Два дня назад Игнатий ездил загород и несколько часов ползал в грязи неподалеку от военного городка. Работал.
— Посреди поля там ангар, невысокий, но длиной — не меньше километра, словно мертвый гигантский червь. Исцарапанное, потрескавшееся, заброшенное сооружение, окруженное десятками квадратных километров черной, как мазут, и пачкающейся, как сажа, мокрой земли. У самого края ангара стоял солдат в затертой военной форме с малюсенькой саперной лопаткой в руках и скалывал со стены куски окаменевшей грязи и краски — единой серо-коричневой массы, облепившей все строение. Он делал это не первый час, это было ясно. Титанический и абсолютно бессмысленный труд. За день он очистил не более трех квадратных метров бесконечной стены, и то не до конца…
Вопрос о вневременности спектакля. Конечно, рано или поздно он должен был прийти в голову пассажира. И, разумеется, пассажир осознал, что спектакль не мог существовать вечно. Вечный — это не его характеристика, ведь совершенно точно существовала пора, когда спектакля не было. Спектакль заполнял реальность не единовременно, но постепенно, шаг за шагом. И это недоказуемое убеждение, несмотря на свою очевидную абсурдность, начало будоражить пассажира.
Возвращение — снова этот искус был предоставлен ему. Это ли не путь для уничтожения спектакля? Это ли не выход? Это ли не то, что нужно?

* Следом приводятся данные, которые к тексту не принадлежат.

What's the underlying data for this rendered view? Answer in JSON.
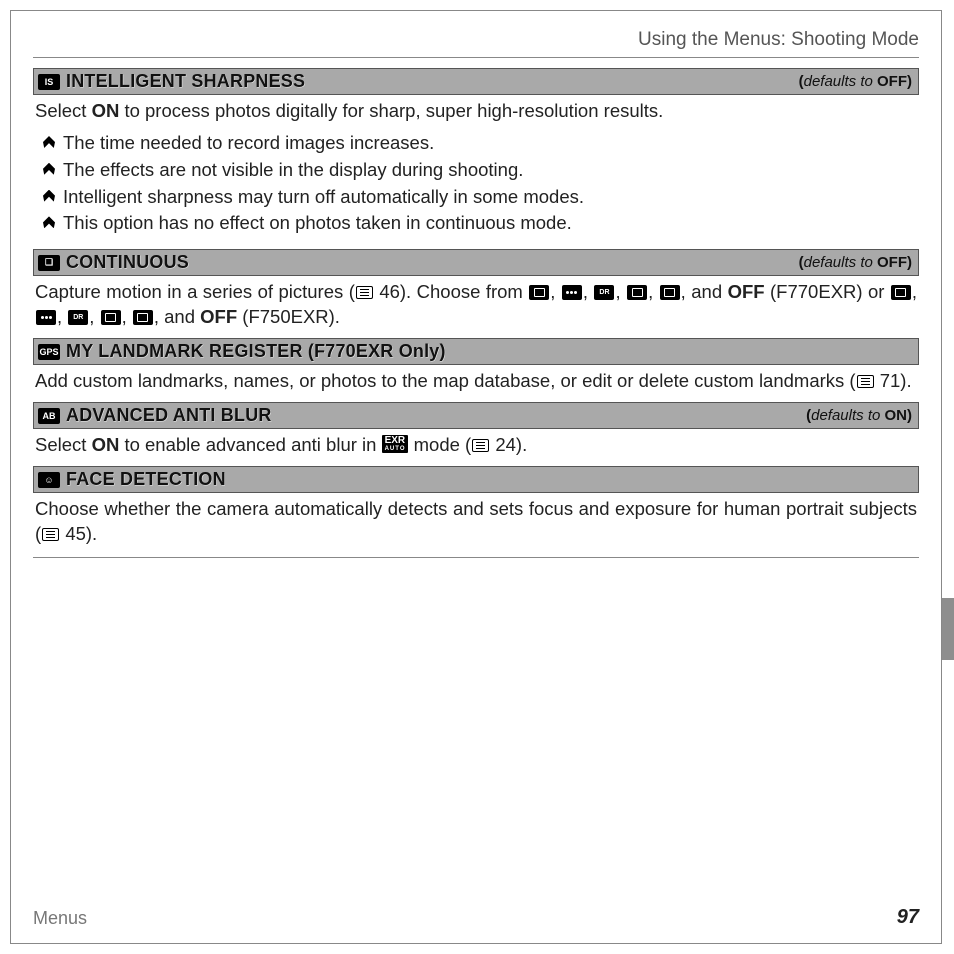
{
  "header": {
    "breadcrumb": "Using the Menus: Shooting Mode"
  },
  "sections": {
    "sharpness": {
      "icon_label": "IS",
      "title": "INTELLIGENT SHARPNESS",
      "default_prefix": "(",
      "default_text": "defaults to ",
      "default_value": "OFF",
      "default_suffix": ")",
      "body_pre": "Select ",
      "body_bold": "ON",
      "body_post": " to process photos digitally for sharp, super high-resolution results.",
      "notes": [
        "The time needed to record images increases.",
        "The effects are not visible in the display during shooting.",
        "Intelligent sharpness may turn off automatically in some modes.",
        "This option has no effect on photos taken in continuous mode."
      ]
    },
    "continuous": {
      "icon_label": "❏",
      "title": "CONTINUOUS",
      "default_prefix": "(",
      "default_text": "defaults to ",
      "default_value": "OFF",
      "default_suffix": ")",
      "body_a": "Capture motion in a series of pictures (",
      "body_pg1": "46",
      "body_b": "). Choose from ",
      "body_c": ", and ",
      "body_off1": "OFF",
      "body_d": " (F770EXR) or ",
      "body_e": ", and ",
      "body_off2": "OFF",
      "body_f": " (F750EXR)."
    },
    "landmark": {
      "icon_label": "GPS",
      "title": "MY LANDMARK REGISTER (F770EXR Only)",
      "body_a": "Add custom landmarks, names, or photos to the map database, or edit or delete custom landmarks (",
      "body_pg": "71",
      "body_b": ")."
    },
    "antiblur": {
      "icon_label": "AB",
      "title": "ADVANCED ANTI BLUR",
      "default_prefix": "(",
      "default_text": "defaults to ",
      "default_value": "ON",
      "default_suffix": ")",
      "body_a": "Select ",
      "body_bold": "ON",
      "body_b": " to enable advanced anti blur in ",
      "exr_top": "EXR",
      "exr_bot": "AUTO",
      "body_c": " mode (",
      "body_pg": "24",
      "body_d": ")."
    },
    "face": {
      "icon_label": "☺",
      "title": "FACE DETECTION",
      "body_a": "Choose whether the camera automatically detects and sets focus and exposure for human portrait subjects (",
      "body_pg": "45",
      "body_b": ")."
    }
  },
  "footer": {
    "label": "Menus",
    "page": "97"
  }
}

И вот она — та самая ловушка, на создание которой спектакль потратил долгие годы. Да, возвращение представляло опасность для спектакля, но все-таки во много раз меньшую, чем стремление обрести присутствие. Возвращение отменяло присутствие, а ради этого спектакль готов был пойти на любые компромиссы.

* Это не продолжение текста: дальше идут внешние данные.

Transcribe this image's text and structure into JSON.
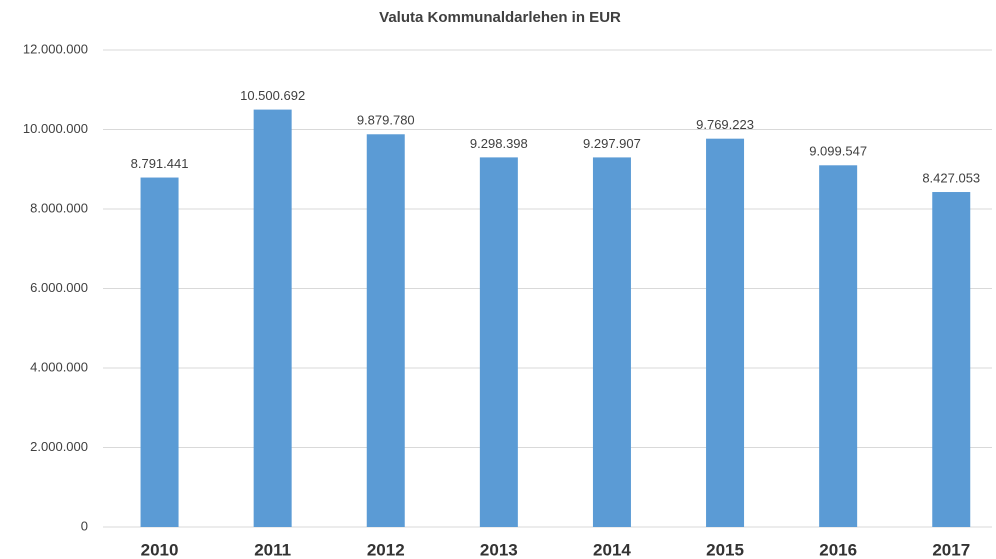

Пассажир, всегда испытывавший чувство отвращения к любым проявлениям консерватизма, ощутил эту гибельность, этот тупик возвращения. Возможность оживить прошлое его не привлекала. И в этот миг он с ужасом понял, что все предшествовавшие эпохи, были не чем иным, как подготовкой к спектаклю — репетицией. Смысл существования самой реальности заключался исключительно в неизбежности ее превращения в спектакль. То есть даже реальность никогда не принадлежала к миру подлинного. И эта жалкая условность реальности не была способна раскрыть его истинную сущность. Возвращение стало бы еще одной встречей с прелюдией. Той же самой прелюдией. Тогда эта мысль ясно промелькнула в его уже поддававшемся помешательству мозгу.
Свет фонарей жидкой гнильцой льется на лед. Грязные тени отражаются в пустоте зеркала. Я закрываю глаза и падаю на влажную траву бескрайнего поля. Утром здесь тихо. Я затаился в этой рассветной тиши. Только стрекот кузнечиков время от времени тревожит безмолвие. Изо всех сил сжимаю в руках мягкие травинки, роса капает на костяшки, щекочет пальцы. Широко раскинувший руки, я словно распят на траве. Мне известны только две позы: неродившегося младенца и распятого. Только в этих позах я могу засыпать. Но меня будят шушуканья и бормотания, шорох и шарканья. Тусклые пятна размываются на холсте. Кто-то кашляет. Тени в коридоре. Липкий шепот. Лучи прожекторов пробиваются сквозь грязно- желтый туман, выискивают. Что-то извивается и мечется вокруг. Шум и гул. Заря, если и существует, то только по ту сторону могильной ограды. На церковном дворе темно. Что слышно? Как обычно. Приказы и нравоучения. Больше ничего. Больше ничего. Только иногда — сдавленный кашель. Я вдыхаю отраву города, вязну в густом мороке. Повсюду — накипь цивилизации и ржавчина прогресса. Угарные тоннели улиц кишмя кишат людьми. Начальники и подчиненные. Начальники начальников, подчиненные подчиненных. Каждый ищет, как урвать клок того, что считает жизнью. Каждый лелеет лоскуток своей никчемной власти.